Five big black and white canvases hang high up on a wall in the National Gallery. They show a tire shop, a tool shop, a trade school, a chemical plant and a telephone box. Under each, the exact same views in technicolour show what those places have become. The tool shop is a Korean supermarket, the trade school looks like a prison, the phone box has disappeared.
Made more than 20 years apart, they paint a portrait of a shapeshifting city (Los Angeles, Ruscha’s home), a city in the constant, ceaseless throes of change.
In his characteristically ironic, effortlessly cool, calm and precise style, Ruscha documents the blue collar spaces of the city transforming into something else entirely. Inspired by Thomas Cole’s depiction of societal collapse in ‘The Course of Empire’ (also on show at The National Gallery), Ruscha shows the rapid industrial acceleration and the feverish REM moments of the American dream.

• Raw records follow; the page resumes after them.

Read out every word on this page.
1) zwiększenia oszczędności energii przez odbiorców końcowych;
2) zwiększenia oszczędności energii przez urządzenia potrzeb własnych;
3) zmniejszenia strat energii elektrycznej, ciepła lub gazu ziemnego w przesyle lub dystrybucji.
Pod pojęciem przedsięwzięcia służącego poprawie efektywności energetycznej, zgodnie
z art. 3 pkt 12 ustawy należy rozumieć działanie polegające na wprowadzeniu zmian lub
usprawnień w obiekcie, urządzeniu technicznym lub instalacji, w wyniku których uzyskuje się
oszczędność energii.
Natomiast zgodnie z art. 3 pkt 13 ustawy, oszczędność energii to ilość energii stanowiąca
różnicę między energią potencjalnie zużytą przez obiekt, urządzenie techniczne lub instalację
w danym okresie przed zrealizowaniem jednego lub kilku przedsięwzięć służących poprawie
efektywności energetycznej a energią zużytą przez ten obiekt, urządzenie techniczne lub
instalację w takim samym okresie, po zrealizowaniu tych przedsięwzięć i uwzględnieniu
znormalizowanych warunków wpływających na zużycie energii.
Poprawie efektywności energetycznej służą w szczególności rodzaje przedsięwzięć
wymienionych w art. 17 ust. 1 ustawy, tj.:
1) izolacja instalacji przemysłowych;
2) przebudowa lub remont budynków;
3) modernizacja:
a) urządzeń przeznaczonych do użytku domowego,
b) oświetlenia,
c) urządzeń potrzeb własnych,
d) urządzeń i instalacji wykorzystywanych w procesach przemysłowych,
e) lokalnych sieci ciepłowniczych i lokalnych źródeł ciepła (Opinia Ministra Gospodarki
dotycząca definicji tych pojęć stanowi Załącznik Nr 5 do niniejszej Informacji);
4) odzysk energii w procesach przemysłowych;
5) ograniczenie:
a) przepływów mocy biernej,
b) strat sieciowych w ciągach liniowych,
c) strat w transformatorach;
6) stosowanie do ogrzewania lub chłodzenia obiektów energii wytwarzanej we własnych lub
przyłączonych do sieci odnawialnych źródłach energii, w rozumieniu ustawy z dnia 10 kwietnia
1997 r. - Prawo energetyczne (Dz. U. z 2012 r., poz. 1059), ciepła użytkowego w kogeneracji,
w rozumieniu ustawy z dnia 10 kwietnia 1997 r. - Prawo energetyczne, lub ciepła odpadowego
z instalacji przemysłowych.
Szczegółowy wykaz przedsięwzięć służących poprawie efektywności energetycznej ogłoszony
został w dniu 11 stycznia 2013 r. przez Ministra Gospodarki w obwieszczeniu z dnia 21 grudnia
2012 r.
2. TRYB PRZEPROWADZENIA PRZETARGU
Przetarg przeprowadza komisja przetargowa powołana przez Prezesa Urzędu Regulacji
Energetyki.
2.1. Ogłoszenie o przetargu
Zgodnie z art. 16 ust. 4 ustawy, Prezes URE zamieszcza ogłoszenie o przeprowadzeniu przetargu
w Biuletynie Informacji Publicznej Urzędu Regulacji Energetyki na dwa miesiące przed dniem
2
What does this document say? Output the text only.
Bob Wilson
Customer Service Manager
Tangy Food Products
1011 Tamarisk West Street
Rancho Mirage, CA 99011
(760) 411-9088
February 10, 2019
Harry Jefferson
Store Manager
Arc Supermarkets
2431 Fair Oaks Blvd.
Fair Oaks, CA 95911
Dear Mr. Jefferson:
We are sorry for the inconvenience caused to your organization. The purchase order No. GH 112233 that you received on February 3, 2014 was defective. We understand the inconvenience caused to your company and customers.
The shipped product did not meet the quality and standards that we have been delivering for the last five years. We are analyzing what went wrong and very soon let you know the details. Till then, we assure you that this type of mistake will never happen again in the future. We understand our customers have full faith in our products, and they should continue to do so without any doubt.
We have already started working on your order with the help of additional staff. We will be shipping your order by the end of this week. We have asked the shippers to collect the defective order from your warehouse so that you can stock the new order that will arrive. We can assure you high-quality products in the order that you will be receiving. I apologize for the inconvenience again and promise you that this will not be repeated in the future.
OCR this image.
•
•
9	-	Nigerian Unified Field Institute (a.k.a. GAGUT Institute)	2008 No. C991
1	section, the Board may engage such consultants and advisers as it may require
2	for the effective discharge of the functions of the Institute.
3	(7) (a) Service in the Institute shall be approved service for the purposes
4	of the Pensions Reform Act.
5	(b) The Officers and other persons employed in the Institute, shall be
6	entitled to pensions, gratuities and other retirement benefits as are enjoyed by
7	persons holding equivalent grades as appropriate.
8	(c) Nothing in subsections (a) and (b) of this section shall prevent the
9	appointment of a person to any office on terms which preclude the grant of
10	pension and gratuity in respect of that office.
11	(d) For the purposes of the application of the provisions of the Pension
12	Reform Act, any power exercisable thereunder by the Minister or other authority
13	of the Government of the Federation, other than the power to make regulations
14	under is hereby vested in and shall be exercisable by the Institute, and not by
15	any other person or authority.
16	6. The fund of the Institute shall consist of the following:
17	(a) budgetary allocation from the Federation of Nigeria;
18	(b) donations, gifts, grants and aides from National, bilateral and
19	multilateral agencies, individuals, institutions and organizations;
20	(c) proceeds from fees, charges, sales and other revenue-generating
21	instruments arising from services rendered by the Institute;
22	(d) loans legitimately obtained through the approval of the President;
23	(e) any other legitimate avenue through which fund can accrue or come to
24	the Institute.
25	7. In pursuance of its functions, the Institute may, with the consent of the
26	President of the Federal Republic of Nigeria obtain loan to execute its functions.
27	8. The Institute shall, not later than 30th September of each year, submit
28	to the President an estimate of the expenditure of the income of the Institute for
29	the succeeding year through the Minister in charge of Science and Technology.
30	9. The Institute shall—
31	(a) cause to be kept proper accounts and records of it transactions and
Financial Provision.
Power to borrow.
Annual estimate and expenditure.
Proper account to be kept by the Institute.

Is he saying these transformations are a bad thing? Are his paintings a warning against modernism, like Cole’s? It’s hard to tell. But the move from monochrome to colour suggests life seeping back into these spaces, not ebbing away. Maybe he’s saying ‘hey, cities change’, not ‘cities shouldn’t be allowed to change’.
As ever, Ruscha’s art is smart and snappy, with a huge amount to say about cities and how they twist and mutate. That he does it with all of his trademark quietness and grace just makes you jealous that you’ll never be as cool as him.